Другой брат пересчитывает деньги, сбиваясь и морщась:
– Сто пятьдесят один целковый… – Вертит у носа часы: – Золотые, кажись…
3.
На конспиративной квартире заседает «комитет» – профессиональные подпольщики, социалисты и анархисты: и десятка человек не насчитает кучка за столом.
–. Мы вкладываем эти сто пятьдесят рублей в общую кассу, – Антони кладет деньги на стол, – на том лишь условии, что как только набирается пять тысяч – они идут на доставку оружия и взрывчатки из Румынии.
– Кажется, уже договорились, что первая тысяча идет товарищам в Екатеринослав на издание газеты, – нервно перебивает социал-демократ в клочковатой бородке и треснувшем пенсне.
– Товарищи, товарищи!

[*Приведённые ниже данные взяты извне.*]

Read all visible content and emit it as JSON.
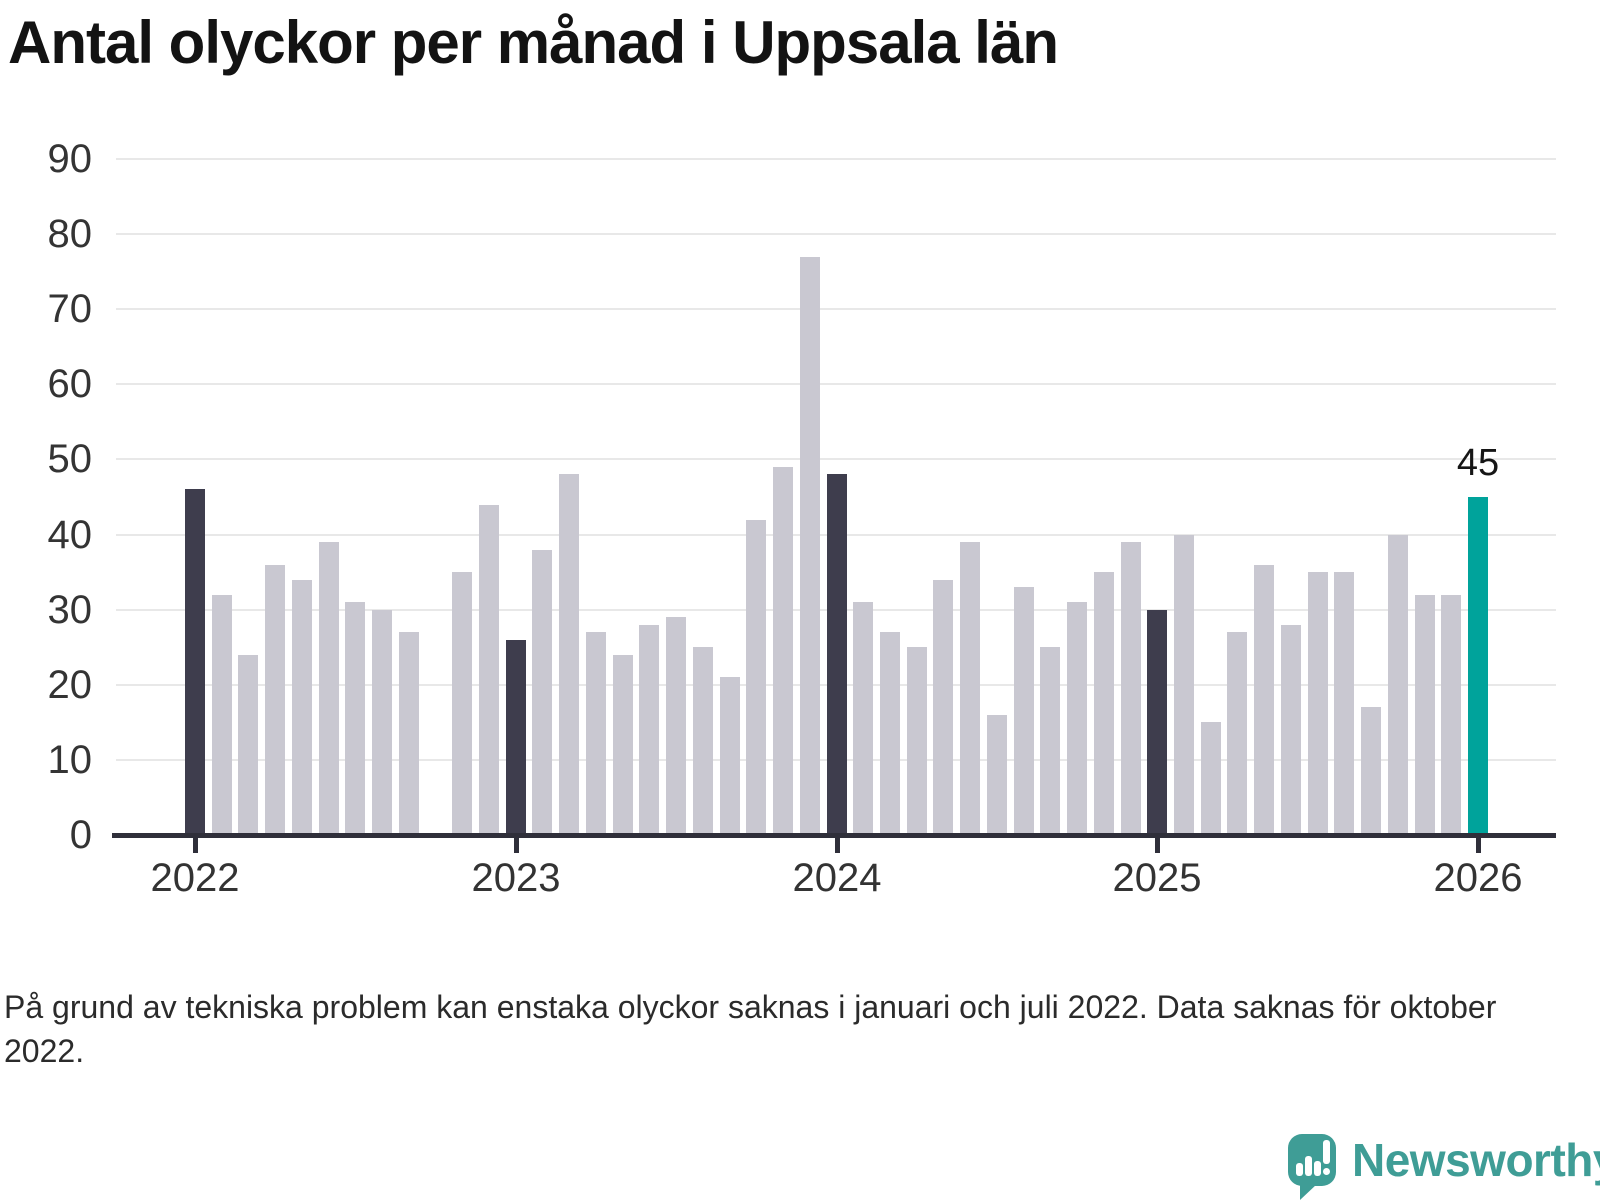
{
  "footnote": "På grund av tekniska problem kan enstaka olyckor saknas i januari och juli 2022. Data saknas för oktober 2022.",
  "branding": {
    "logo_text": "Newsworthy",
    "logo_icon": "newsworthy-speech-bubble-barchart-icon"
  },
  "colors": {
    "bar_normal": "#c9c8d1",
    "bar_january": "#3e3d4d",
    "bar_latest": "#00a39b",
    "gridline": "#e8e8e8",
    "axis": "#2f2f3a",
    "logo": "#3f9d96",
    "title_text": "#131313",
    "label_text": "#343434"
  },
  "chart_data": {
    "type": "bar",
    "title": "Antal olyckor per månad i Uppsala län",
    "x_unit": "month",
    "ylim": [
      0,
      90
    ],
    "y_ticks": [
      0,
      10,
      20,
      30,
      40,
      50,
      60,
      70,
      80,
      90
    ],
    "grid": true,
    "legend": false,
    "x_ticks": [
      {
        "label": "2022",
        "month": "2022-01"
      },
      {
        "label": "2023",
        "month": "2023-01"
      },
      {
        "label": "2024",
        "month": "2024-01"
      },
      {
        "label": "2025",
        "month": "2025-01"
      },
      {
        "label": "2026",
        "month": "2026-01"
      }
    ],
    "missing_months": [
      "2022-10"
    ],
    "annotations": [
      {
        "text": "45",
        "month": "2026-01"
      }
    ],
    "bars": [
      {
        "month": "2022-01",
        "value": 46,
        "role": "january"
      },
      {
        "month": "2022-02",
        "value": 32,
        "role": "normal"
      },
      {
        "month": "2022-03",
        "value": 24,
        "role": "normal"
      },
      {
        "month": "2022-04",
        "value": 36,
        "role": "normal"
      },
      {
        "month": "2022-05",
        "value": 34,
        "role": "normal"
      },
      {
        "month": "2022-06",
        "value": 39,
        "role": "normal"
      },
      {
        "month": "2022-07",
        "value": 31,
        "role": "normal"
      },
      {
        "month": "2022-08",
        "value": 30,
        "role": "normal"
      },
      {
        "month": "2022-09",
        "value": 27,
        "role": "normal"
      },
      {
        "month": "2022-11",
        "value": 35,
        "role": "normal"
      },
      {
        "month": "2022-12",
        "value": 44,
        "role": "normal"
      },
      {
        "month": "2023-01",
        "value": 26,
        "role": "january"
      },
      {
        "month": "2023-02",
        "value": 38,
        "role": "normal"
      },
      {
        "month": "2023-03",
        "value": 48,
        "role": "normal"
      },
      {
        "month": "2023-04",
        "value": 27,
        "role": "normal"
      },
      {
        "month": "2023-05",
        "value": 24,
        "role": "normal"
      },
      {
        "month": "2023-06",
        "value": 28,
        "role": "normal"
      },
      {
        "month": "2023-07",
        "value": 29,
        "role": "normal"
      },
      {
        "month": "2023-08",
        "value": 25,
        "role": "normal"
      },
      {
        "month": "2023-09",
        "value": 21,
        "role": "normal"
      },
      {
        "month": "2023-10",
        "value": 42,
        "role": "normal"
      },
      {
        "month": "2023-11",
        "value": 49,
        "role": "normal"
      },
      {
        "month": "2023-12",
        "value": 77,
        "role": "normal"
      },
      {
        "month": "2024-01",
        "value": 48,
        "role": "january"
      },
      {
        "month": "2024-02",
        "value": 31,
        "role": "normal"
      },
      {
        "month": "2024-03",
        "value": 27,
        "role": "normal"
      },
      {
        "month": "2024-04",
        "value": 25,
        "role": "normal"
      },
      {
        "month": "2024-05",
        "value": 34,
        "role": "normal"
      },
      {
        "month": "2024-06",
        "value": 39,
        "role": "normal"
      },
      {
        "month": "2024-07",
        "value": 16,
        "role": "normal"
      },
      {
        "month": "2024-08",
        "value": 33,
        "role": "normal"
      },
      {
        "month": "2024-09",
        "value": 25,
        "role": "normal"
      },
      {
        "month": "2024-10",
        "value": 31,
        "role": "normal"
      },
      {
        "month": "2024-11",
        "value": 35,
        "role": "normal"
      },
      {
        "month": "2024-12",
        "value": 39,
        "role": "normal"
      },
      {
        "month": "2025-01",
        "value": 30,
        "role": "january"
      },
      {
        "month": "2025-02",
        "value": 40,
        "role": "normal"
      },
      {
        "month": "2025-03",
        "value": 15,
        "role": "normal"
      },
      {
        "month": "2025-04",
        "value": 27,
        "role": "normal"
      },
      {
        "month": "2025-05",
        "value": 36,
        "role": "normal"
      },
      {
        "month": "2025-06",
        "value": 28,
        "role": "normal"
      },
      {
        "month": "2025-07",
        "value": 35,
        "role": "normal"
      },
      {
        "month": "2025-08",
        "value": 35,
        "role": "normal"
      },
      {
        "month": "2025-09",
        "value": 17,
        "role": "normal"
      },
      {
        "month": "2025-10",
        "value": 40,
        "role": "normal"
      },
      {
        "month": "2025-11",
        "value": 32,
        "role": "normal"
      },
      {
        "month": "2025-12",
        "value": 32,
        "role": "normal"
      },
      {
        "month": "2026-01",
        "value": 45,
        "role": "latest"
      }
    ]
  }
}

Ведь решили, что в первую голову материально поддерживаем программу партии социалистов-революционеров – агитация среди крестьянства, партийная литература, средства для товарищей, непосредственно готовящих подъем масс и свержение помещичьего порядка! – эсер лезет в карман, сначала достает наган и стукает его на стол, и только потом выуживает папиросную пачку и закуривает.
Социал-демократ чахоточно перхает и демонстративно разгоняет дым рукой.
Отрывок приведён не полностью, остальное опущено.